Distribution- and Metabolism-Based Drug Discovery: A Potassium-Competitive Acid Blocker as a Proof of Concept

Abstract

Conventional methods of drug design require compromise in the form of side effects to achieve sufficient efficacy because targeting drugs to specific organs remains challenging. Thus, new strategies to design organ-specific drugs that induce little toxicity are needed. Based on characteristic tissue niche-mediated drug distribution (TNMDD) and patterns of drug metabolism into specific intermediates, we propose a strategy of distribution- and metabolism-based drug design (DMBDD); through a physicochemical property-driven distribution optimization cooperated with a well-designed metabolism pathway, SH-337, a candidate potassium-competitive acid blocker (P-CAB), was designed. SH-337 showed specific distribution in the stomach in the long term and was rapidly cleared from the systemic compartment. Therefore, SH-337 exerted a comparable pharmacological effect but a 3.3-fold higher no observed adverse effect level (NOAEL) compared with FDA-approved vonoprazan. This study contributes a proof-of-concept demonstration of DMBDD and provides a new perspective for the development of highly efficient, organ-specific drugs with low toxicity.

Figure 1

Tissue niche-mediated drug distribution (TNMDD) of vonoprazan. (1) After administration and absorption, vonoprazan migrates into the cytoplasm of parietal cells from plasma via passive transport. (2) Vonoprazan then migrates into the acidic secretory canaliculus from the cytoplasm via passive transport and becomes protonated. (3) Protonated vonoprazan, which shows low membrane permeability, cannot migrate back into the cytoplasm and thus accumulates, remaining in a protonated state over a long period even after the nonionic form in the plasma and the cytoplasm is eliminated.

Figure 2

Metabolite analysis and binding model of vonoprazan and M-IV. (a) Metabolites of vonoprazan in human hepatocytes. (b) Crystal structure of gastric H⁺, K⁺-ATPase in complex with vonoprazan [41]. (c) Binding model showing M-IV bound to H⁺, K⁺-ATPase. ^aValues obtained from an in vitro metabolic profile of vonoprazan with human hepatocytes [42].

Figure 3

Overall strategy for distribution- and metabolism-based drug design of new P-CABs.

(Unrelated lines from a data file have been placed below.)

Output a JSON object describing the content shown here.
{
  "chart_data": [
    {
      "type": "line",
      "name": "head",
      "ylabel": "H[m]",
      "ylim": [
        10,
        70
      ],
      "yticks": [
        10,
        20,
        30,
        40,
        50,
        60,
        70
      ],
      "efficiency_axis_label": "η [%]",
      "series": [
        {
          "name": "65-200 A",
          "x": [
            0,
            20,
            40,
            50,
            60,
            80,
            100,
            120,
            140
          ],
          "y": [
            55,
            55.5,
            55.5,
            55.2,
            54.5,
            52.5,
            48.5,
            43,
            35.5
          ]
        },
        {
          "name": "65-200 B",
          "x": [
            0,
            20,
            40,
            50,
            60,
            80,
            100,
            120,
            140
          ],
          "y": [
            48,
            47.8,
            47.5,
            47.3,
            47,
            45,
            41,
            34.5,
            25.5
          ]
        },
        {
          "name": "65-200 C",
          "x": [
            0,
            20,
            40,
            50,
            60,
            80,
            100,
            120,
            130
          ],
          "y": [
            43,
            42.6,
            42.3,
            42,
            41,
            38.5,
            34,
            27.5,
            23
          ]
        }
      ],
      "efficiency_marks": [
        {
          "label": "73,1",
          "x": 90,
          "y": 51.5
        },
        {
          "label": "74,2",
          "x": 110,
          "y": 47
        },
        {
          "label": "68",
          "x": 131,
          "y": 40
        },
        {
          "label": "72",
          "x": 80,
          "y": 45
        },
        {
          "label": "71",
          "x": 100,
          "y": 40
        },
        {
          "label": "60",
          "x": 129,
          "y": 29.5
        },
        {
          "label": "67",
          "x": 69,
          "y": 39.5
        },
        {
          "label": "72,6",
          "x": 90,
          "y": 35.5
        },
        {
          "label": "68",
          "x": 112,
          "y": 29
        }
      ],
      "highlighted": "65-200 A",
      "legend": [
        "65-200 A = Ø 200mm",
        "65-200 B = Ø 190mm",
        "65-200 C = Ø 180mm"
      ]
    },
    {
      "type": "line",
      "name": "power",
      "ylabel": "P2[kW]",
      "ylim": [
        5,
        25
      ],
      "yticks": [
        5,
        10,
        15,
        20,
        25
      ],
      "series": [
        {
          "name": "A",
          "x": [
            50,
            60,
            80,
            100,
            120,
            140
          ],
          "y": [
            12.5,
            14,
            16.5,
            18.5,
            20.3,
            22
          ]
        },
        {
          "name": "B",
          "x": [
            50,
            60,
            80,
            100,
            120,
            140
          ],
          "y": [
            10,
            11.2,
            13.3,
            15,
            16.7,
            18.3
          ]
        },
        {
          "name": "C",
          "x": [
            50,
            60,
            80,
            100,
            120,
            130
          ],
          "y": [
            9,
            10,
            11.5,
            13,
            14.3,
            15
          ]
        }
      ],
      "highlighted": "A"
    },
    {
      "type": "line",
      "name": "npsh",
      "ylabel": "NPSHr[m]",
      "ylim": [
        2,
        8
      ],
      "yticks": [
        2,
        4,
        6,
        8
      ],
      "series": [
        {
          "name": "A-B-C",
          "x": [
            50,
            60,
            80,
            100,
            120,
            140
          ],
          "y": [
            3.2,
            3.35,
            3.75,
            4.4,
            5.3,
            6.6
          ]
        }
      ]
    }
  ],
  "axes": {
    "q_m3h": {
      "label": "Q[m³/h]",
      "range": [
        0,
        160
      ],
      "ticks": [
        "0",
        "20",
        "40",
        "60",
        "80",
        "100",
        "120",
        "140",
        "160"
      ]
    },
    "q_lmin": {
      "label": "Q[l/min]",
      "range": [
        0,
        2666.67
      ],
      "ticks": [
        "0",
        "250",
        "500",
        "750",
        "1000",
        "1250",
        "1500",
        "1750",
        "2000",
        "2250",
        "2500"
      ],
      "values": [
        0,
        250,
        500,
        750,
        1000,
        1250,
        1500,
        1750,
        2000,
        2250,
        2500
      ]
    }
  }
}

Due to the acidic niches of the stomach, vonoprazan is specifically targeted to the stomach, resulting in a 3.2-fold greater distribution in the stomach than in the liver; however, vonoprazan metabolism produces toxic metabolites, and long-term systemic exposure to high levels of these toxic metabolites can result in systemic side effects. Based on our newly developed design strategy, we introduced an additional substituent to simultaneously promote absorption and improve the distribution ratio to ensure effectiveness. This substituent also introduces a metabolic soft spot for direct and rapid metabolization of the drug that accumulates in the systemic compartment, but not that in the stomach, into nontoxic metabolites to improve the safety profile of the new P-CAB.

Figure 4

Molecular design of new P-CABs. (a) Molecular design of new P-CAB SH-337 based on DMBDD strategy. (b) Binding model showing the designed P-CAB SH-337 with H⁺, K⁺-ATPase.

Figure 5

Proposed SH-337 metabolic pathway in the hepatocytes or liver microsomes of rat and human. ^aPercentages of all SH-337 metabolites in rat and human microsomes after a 30 and 60 min incubation period. ^bPercentages of all SH-337 metabolites in rat and human hepatocytes after a 60 and 120 min incubation period.